Le jeune qui est renvoyé dans ses cordes a tendance à s’isoler, puis à aller chercher des réponses sur Internet. Soit il se plonge à outrance dans le porno, jusqu’à 5 heures par jour, ce qui conduit à la frustration puis à un certain sentiment d’humiliation et de dégradation de soi-même. Soit il se perd dans les sites « complotistes ». Et celui qui a une mauvaise estime de lui-même sera inévitablement flatté d’être au courant d’une chose que les autres ne connaissent pas. Cette notion de rentrer dans un cercle d’élus est importante. Les sectes fonctionnent d’ailleurs ainsi, en donnant le sentiment à leurs membres d’être meilleurs qu’ils ne le sont. Puis ils peuvent rencontrer un séducteur qui fera jouer ses charmes.

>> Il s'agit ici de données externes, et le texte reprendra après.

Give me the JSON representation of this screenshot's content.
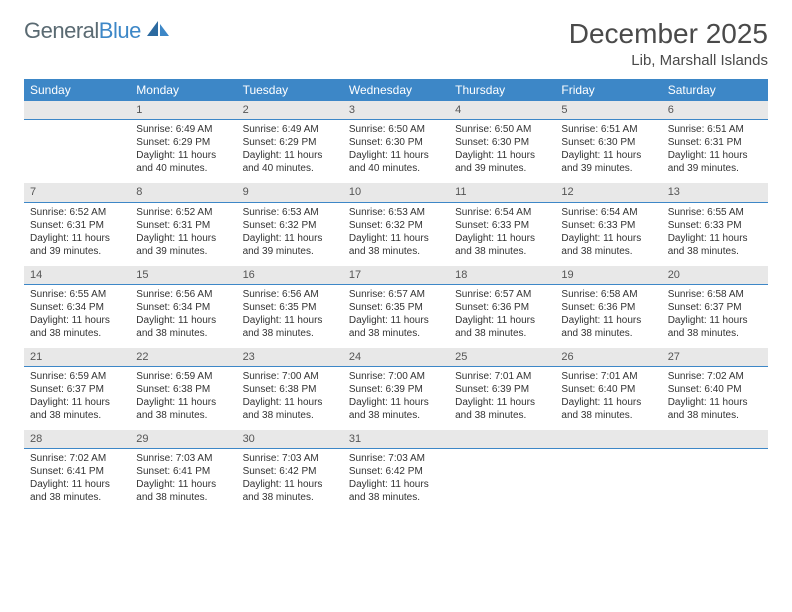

Ce schéma s’enclenche malheureusement très tôt, entre 13 et 16 ans, et au terme du cheminement ce sont des jeunes radicalisés que l’on retrouve à 19 ans. Les biographies de tous ceux qui ont commis des attentats, écrites par des journalistes, sont à ce titre très instructives. Les frères Kouachi étaient ainsi soumis à des crises de rage dans leur jeunesse…


« Avoir la rage – du besoin de créer à l’envie de détruire », du Pr. Daniel Marcelli, Albin Michel, septembre 2016.
Mais aussi : « Il est permis d’obéir » (2009), Le Règne de la Séduction (2012).